Unincorporated area in Florida, US

Lake Butler is a census-designated place (CDP) and unincorporated area, completely surrounding the town of Windermere, in Orange County, Florida, United States. The population was 18,851 at the 2020 census, up from 15,400 at the 2010 census. It is part of the Orlando–Kissimmee–Sanford, Florida Metropolitan Statistical Area.

The Lake Butler CDP contains the communities of Isleworth and Summerport Beach.

==Geography==
Lake Butler is located approximately 11 mi west-southwest of downtown Orlando.

According to the United States Census Bureau, the CDP has a total area of 51.7 sqkm, of which 31.6 sqkm is land and 20.0 sqkm (38.75%) is water. There are several lakes in the vicinity, the largest of which is Lake Butler. Others nearby include Lake William Davis, Lake Cypress, Lake Louise, and Lake Bessie.

==Demographics==
As of the census of 2000, there were 7,062 people, 2,255 households, and 2,009 families residing in the CDP. The population density was 210.6 /km2. There were 2,451 housing units at an average density of 73.1 /km2. The racial makeup of the CDP was 89.75% White, 3.41% African American, 0.14% Native American, 3.91% Asian, 0.03% Pacific Islander, 0.74% from other races, and 2.02% from two or more races. Hispanic or Latino of any race were 4.67% of the population.

There were 2,255 households, out of which 49.5% had children under the age of 18 living with them, 82.0% were married couples living together, 4.8% had a female householder with no husband present, and 10.9% were non-families. 8.0% of all households were made up of individuals, and 2.1% had someone living alone who was 65 years of age or older. The average household size was 3.13 and the average family size was 3.32.

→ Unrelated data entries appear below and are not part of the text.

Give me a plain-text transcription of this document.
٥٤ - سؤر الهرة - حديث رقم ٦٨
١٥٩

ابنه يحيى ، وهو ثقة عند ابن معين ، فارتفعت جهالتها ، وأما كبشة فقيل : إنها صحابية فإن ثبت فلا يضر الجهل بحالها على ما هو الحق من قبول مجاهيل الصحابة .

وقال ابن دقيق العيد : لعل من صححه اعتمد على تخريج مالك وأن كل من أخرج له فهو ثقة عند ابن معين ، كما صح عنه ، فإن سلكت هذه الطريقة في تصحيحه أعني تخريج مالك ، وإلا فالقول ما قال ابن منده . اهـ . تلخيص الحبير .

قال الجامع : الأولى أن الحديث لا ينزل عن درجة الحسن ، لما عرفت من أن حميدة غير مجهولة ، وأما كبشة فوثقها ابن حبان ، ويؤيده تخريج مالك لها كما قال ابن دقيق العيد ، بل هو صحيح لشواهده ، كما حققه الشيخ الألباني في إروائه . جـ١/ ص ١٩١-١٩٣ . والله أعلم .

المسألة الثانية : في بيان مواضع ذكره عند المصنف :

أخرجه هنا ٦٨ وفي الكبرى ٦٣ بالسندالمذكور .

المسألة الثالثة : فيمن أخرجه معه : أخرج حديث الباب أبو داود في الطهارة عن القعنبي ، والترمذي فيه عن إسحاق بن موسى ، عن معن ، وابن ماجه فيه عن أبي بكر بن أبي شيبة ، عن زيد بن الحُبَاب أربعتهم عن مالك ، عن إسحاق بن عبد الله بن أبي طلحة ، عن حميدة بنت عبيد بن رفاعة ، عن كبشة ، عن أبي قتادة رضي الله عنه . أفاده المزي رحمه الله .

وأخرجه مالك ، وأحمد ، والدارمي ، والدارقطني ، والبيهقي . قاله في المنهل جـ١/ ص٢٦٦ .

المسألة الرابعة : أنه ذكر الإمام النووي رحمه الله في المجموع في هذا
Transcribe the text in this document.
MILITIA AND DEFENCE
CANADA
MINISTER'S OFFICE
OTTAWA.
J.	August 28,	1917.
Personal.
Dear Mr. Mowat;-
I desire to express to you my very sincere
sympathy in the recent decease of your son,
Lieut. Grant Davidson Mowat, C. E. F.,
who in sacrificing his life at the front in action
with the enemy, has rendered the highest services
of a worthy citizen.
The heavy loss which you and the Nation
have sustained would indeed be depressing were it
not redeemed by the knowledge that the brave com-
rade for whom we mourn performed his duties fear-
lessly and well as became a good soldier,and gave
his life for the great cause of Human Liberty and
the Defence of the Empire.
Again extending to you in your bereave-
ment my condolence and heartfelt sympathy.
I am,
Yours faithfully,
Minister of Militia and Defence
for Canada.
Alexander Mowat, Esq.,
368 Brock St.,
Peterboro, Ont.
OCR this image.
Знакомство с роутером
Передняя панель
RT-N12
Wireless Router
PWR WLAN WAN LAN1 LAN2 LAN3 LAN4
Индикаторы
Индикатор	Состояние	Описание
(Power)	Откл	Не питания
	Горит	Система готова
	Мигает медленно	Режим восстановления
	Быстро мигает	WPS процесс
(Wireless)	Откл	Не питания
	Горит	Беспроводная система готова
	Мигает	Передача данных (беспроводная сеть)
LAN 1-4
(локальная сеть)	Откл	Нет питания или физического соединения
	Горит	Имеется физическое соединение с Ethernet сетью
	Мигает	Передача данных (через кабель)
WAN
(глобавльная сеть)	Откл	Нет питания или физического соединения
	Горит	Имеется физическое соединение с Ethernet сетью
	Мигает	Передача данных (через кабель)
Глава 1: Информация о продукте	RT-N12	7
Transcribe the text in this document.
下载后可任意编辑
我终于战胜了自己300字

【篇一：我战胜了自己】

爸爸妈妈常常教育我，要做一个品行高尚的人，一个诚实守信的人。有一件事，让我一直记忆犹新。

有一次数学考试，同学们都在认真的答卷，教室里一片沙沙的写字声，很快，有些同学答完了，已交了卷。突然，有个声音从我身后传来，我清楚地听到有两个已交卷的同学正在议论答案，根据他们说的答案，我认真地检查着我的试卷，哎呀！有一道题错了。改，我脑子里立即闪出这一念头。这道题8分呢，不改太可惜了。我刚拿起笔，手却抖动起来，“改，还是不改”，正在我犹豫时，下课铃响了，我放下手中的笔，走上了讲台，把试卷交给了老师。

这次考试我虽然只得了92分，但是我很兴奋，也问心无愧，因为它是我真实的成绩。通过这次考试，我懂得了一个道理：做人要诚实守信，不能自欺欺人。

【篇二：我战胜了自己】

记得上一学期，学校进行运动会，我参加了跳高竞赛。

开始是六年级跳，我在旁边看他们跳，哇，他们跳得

In the CDP, the population was spread out, with 32.5% under the age of 18, 4.3% from 18 to 24, 29.3% from 25 to 44, 27.2% from 45 to 64, and 6.7% who were 65 years of age or older. The median age was 38 years. For every 100 females, there were 98.8 males. For every 100 females age 18 and over, there were 97.5 males.

The median income for a household in the CDP was $113,819, and the median income for a family was $113,863. Males had a median income of $89,507 versus $43,864 for females. The per capita income for the CDP was $49,696. About 1.2% of families and 1.8% of the population were below the poverty line, including 1.7% of those under age 18 and 3.0% of those age 65 or over.

==Education==
Lake Butler is within Orange County Public Schools.

Portions of Lake Butler are served by Bridgewater Middle School, Sunridge Middle School, Gotha Middle School, and Chain of Lakes Middle School.

When Windermere High School in Lake Butler opens in 2017, much of Lake Butler will be in its attendance boundary. The Windermere High portion was previously assigned to West Orange High School, which continues to serve other parts of Lake Butler. Other parts of Lake Butler are served by Olympia High School, and small portion is zoned to Dr. Phillips High School.

The private school Windermere Preparatory School is located in Lake Butler.